La lotta alla precarietà è il terzo fronte d’azione. “Occorre cancellare forme di lavoro assurde, incentivare la stabilizzazione, rimettere in discussione il sistema folle di appalti e subappalti”, sottolinea Landini, sollecitando anche “un cambiamento del quadro legislativo sul lavoro a partire da una legge sulla rappresentanza e sul valore generale dei contratti nazionali”.

In realtà c’è anche una quarta priorità: il salario minimo. Per Landini è necessario “introdurre il salario orario minimo insieme alla legge sulla rappresentanza. Il governo finora ha fatto il contrario, facendo approvare dal Parlamento una legge delega che introduce di nuovo la logica delle gabbie salariali”.

Tutti obiettivi che la Cgil intende raggiungere “utilizzando diversi strumenti: l'azione contrattuale, il contenzioso giuridico, leggi di iniziativa popolare ma anche referendum abrogativi. Discuteremo al nostro interno nelle prossime settimane, e anche con il mondo associativo, qual è la strada più adatta”.

Stellantis e politiche industriali

“Siamo nel pieno di una trasformazione digitale e climatica, il mercato non può gestire da solo questi processi: il rischio è la perdita di decine di migliaia di posti di lavoro”, rileva il segretario generale, ricordando che “paghiamo l’assenza di politiche industriali da almeno vent’anni”. Per Landini “serve nei settori strategici l'intervento diretto dello Stato, e siccome le più grandi imprese sono pubbliche c'è bisogno di fare sistema”.
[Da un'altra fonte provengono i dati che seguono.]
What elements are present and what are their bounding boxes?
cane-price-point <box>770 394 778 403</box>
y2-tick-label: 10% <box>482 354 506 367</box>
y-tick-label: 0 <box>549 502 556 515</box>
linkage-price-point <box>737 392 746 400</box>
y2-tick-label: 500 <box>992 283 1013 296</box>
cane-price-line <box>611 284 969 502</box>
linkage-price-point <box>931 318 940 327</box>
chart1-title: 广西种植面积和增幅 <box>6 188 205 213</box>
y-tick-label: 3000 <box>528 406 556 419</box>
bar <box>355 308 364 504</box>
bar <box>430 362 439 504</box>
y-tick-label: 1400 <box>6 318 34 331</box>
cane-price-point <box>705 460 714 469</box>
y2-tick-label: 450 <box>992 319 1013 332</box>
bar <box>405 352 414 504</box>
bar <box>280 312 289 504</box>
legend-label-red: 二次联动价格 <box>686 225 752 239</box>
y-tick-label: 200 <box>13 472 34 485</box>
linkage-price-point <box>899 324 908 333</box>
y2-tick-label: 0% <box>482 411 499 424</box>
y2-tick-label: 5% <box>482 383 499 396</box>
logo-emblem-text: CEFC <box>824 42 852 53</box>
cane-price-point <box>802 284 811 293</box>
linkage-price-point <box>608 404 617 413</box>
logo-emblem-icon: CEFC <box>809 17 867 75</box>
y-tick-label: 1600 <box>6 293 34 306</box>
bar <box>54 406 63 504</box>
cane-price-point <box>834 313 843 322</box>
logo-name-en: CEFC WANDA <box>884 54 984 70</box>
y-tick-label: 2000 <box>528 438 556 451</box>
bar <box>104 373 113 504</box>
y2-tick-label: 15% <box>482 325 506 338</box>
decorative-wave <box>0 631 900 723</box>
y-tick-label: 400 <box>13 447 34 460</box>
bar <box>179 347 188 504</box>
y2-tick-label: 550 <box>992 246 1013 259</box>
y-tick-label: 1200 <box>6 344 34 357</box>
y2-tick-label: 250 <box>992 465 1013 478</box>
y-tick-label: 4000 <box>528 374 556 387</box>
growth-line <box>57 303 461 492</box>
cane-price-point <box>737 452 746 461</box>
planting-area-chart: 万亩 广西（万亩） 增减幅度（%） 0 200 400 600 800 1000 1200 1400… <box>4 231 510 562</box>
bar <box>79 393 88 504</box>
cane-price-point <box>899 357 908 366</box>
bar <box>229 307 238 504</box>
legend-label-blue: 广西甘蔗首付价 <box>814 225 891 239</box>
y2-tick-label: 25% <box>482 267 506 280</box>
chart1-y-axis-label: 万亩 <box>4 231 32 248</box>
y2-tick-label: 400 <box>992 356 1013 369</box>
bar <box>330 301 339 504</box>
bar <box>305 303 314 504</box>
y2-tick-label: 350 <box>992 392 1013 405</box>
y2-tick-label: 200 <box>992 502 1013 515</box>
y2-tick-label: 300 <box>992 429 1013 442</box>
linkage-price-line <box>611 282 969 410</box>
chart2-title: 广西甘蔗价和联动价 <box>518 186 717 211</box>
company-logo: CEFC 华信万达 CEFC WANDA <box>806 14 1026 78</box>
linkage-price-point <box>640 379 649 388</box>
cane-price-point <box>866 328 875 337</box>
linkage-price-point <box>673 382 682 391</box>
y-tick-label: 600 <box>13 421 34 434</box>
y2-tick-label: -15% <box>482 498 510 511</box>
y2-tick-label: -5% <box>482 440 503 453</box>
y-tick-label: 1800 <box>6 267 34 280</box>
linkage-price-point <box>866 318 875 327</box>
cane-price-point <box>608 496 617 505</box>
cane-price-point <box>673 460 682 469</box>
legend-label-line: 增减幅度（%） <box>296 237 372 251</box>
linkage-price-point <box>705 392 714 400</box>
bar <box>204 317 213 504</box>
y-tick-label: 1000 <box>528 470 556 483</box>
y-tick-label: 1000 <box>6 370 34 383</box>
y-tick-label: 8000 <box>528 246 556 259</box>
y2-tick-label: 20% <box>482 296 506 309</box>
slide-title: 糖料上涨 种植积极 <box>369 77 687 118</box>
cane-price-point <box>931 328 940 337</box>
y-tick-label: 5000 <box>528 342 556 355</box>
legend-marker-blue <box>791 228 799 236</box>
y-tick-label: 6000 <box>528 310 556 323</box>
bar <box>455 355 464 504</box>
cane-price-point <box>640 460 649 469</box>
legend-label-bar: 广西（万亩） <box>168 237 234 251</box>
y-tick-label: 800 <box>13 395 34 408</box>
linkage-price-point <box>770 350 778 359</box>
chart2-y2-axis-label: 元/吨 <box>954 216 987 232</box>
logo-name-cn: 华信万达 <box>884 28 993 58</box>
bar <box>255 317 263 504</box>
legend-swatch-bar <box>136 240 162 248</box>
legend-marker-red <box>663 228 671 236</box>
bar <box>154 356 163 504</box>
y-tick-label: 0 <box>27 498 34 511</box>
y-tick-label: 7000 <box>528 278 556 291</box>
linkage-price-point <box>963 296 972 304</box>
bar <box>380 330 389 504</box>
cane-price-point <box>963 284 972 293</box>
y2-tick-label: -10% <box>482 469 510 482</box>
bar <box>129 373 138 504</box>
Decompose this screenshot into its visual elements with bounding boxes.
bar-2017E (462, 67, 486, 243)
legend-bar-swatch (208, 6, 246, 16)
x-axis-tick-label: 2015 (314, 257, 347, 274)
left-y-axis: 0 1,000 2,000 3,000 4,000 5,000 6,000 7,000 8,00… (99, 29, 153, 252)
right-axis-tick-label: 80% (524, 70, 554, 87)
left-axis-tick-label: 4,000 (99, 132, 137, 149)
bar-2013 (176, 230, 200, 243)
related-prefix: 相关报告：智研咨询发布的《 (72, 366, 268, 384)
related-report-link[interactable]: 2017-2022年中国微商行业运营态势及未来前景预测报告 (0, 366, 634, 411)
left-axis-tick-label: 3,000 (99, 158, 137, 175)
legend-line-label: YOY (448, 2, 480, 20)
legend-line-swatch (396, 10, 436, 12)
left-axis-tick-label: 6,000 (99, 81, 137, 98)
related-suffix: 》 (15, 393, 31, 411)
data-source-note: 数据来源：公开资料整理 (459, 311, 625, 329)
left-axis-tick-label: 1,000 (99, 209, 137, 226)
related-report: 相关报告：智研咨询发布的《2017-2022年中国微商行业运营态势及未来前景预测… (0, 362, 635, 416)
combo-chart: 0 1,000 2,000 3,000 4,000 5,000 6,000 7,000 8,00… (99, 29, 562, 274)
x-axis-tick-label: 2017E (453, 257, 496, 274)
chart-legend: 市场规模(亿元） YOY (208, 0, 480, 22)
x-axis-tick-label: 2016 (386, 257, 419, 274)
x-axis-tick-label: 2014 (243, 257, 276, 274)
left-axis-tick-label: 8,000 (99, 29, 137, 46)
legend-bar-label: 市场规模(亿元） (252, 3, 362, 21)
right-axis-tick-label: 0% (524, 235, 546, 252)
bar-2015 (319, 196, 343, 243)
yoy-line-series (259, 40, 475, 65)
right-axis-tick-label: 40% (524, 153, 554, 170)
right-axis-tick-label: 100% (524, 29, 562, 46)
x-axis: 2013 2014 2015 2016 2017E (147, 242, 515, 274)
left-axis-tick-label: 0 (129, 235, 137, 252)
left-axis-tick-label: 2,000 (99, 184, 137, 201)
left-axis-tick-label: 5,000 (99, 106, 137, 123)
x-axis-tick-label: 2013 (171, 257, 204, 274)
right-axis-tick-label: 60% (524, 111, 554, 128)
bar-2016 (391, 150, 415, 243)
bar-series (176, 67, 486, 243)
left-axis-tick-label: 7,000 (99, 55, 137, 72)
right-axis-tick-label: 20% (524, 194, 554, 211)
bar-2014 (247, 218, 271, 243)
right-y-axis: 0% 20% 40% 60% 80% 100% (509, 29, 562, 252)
L’intervento dello Stato sarebbe opportuno anche per Stellantis. “Fiom e Cgil l'hanno chiesto già nella crisi del 2010, come avviene alla Volkswagen, Renault o Stellantis lato francese”, rammenta il dirigente sindacale: “L'abbiamo ripetuto nel 2020 quando Fca chiese un prestito al governo. I sindacati metalmeccanici, unitariamente, hanno chiesto a Stellantis e governo un tavolo per garantire la produzione in Italia, e noi li sosteniamo. Le responsabilità non le hanno i lavoratori, ma chi ha i soldi, chi ha governato e aveva le leve per intervenire”.

La pace giusta

Per Landini sono “condivisibili e molto importanti” le recenti prese di posizione di molti artisti sulle guerre in corso. “Stiamo lavorando, insieme ad Assisi pace giusta ed Europe for peace, perché il 24 febbraio ci siano manifestazioni in tutte le province”, conclude il segretario generale Cgil: “È tempo di dire cessate il fuoco e basta con la guerra, e tutti dovrebbero capire che occorre prendere parte”.